The film director Mira Nair has become the first Indian woman to win the prize for best movie at the 58th Venice Film Festival with her work Monsoon Wedding.
The film, which was shot in just one month using hand-held cameras, depicts the four-day preparations for a wedding being held by an affluent family in Punjab, India. It is a tribute to India's global diaspora, showing relatives flying in from points as far apart as Sydney, Australia, and Silicon Valley, California.
Nair, who teaches cinema in America, made her feature film debut in 1988 with Salaam Bombay!, which highlights the pressures on single women in a caste society.
Collecting her Golden Lion award, she said: "This one is for India, my beloved India, my continuing inspiration."

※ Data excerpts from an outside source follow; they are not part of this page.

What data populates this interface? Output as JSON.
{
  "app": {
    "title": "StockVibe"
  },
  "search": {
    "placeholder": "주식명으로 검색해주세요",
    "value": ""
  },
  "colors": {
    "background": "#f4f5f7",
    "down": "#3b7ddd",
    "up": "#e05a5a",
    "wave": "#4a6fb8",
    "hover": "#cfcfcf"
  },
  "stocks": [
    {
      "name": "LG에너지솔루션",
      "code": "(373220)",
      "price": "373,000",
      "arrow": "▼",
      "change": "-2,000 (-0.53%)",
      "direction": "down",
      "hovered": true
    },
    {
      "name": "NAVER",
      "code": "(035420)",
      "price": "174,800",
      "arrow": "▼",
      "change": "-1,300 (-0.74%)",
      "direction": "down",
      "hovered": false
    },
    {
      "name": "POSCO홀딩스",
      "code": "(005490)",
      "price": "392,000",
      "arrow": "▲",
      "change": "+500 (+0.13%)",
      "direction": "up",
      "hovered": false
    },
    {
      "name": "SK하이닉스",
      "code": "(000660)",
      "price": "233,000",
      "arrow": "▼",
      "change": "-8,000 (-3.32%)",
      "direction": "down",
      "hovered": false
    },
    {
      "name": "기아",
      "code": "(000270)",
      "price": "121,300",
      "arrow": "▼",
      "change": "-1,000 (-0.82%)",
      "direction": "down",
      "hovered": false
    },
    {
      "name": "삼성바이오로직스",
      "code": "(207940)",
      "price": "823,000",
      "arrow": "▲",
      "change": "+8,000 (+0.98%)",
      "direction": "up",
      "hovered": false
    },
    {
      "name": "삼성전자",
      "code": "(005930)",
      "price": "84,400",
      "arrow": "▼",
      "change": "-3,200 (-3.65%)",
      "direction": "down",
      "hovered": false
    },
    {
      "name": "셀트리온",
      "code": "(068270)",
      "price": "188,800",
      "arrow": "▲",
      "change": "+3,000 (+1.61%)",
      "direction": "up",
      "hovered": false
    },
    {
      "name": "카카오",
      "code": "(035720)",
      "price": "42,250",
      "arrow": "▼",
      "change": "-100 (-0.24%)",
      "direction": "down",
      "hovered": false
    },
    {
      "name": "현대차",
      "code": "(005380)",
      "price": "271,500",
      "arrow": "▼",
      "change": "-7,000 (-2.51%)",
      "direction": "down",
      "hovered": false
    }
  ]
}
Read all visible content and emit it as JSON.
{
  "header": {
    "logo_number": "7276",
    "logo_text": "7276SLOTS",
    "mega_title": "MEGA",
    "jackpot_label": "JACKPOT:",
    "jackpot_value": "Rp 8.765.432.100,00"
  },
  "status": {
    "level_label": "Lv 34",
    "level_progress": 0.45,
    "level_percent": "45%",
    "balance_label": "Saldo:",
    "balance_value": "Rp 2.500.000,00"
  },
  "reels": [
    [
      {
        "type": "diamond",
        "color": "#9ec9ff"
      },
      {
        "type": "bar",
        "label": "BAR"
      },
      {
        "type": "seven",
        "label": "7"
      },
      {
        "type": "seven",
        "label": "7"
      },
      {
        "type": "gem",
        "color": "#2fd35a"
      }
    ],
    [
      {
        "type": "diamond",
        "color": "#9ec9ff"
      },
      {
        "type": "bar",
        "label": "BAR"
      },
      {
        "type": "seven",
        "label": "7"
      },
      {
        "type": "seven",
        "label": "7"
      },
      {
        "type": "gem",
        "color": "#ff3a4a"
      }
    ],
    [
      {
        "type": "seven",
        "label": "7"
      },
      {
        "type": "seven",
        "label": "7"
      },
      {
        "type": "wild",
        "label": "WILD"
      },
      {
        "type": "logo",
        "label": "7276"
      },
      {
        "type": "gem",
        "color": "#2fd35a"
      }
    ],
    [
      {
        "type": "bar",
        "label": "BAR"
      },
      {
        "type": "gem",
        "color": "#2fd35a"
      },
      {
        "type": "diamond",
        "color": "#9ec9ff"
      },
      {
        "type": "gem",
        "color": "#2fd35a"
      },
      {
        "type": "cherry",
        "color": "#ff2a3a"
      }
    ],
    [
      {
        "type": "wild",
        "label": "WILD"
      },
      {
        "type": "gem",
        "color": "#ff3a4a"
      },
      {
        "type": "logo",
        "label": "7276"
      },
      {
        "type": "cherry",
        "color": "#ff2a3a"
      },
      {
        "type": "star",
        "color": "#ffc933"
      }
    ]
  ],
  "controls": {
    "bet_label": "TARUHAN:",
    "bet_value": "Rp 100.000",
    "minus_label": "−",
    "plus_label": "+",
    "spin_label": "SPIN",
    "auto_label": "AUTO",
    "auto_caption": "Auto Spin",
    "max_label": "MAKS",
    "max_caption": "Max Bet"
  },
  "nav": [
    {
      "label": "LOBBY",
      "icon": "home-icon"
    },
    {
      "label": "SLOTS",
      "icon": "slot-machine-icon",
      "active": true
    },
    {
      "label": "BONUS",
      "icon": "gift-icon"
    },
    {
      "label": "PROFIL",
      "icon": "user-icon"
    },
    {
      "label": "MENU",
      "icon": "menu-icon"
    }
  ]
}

However, her relationship with her mother country has often been problematic. A tendency to highlight controversial issues has brought Nair before the censors, most notably for Kama Sutra: A Tale of Love in 1996. Nor doesMonsoon Wedding avoid controversy. The wedding preparations are marred by long-suppressed revelations of incest.
"I like to push the envelope," Nair said after accepting the award. "Movies are there to provoke and get under your skin. I just wanted to explore something very personal about my family, and families in general, in a free way."
Despite being hailed as a visionary by Nanni Moretti, the head of the Venice jury, Nair remained modest. "I didn't expect anything from this film really," she said. "I wanted to make a small thing, but I am so very happy to say that it has become big."
On being the first woman to win the prize, she said: "I am not one to hold a flag. If we win and we happen to be women, then wonderful."
L'Emploi du Temps (The Use of Time), by Laurent Cantet, depicting the true story of a man who resorts to murder to protect his fictitious life, won a new Golden Lion award for "Cinema of the Present".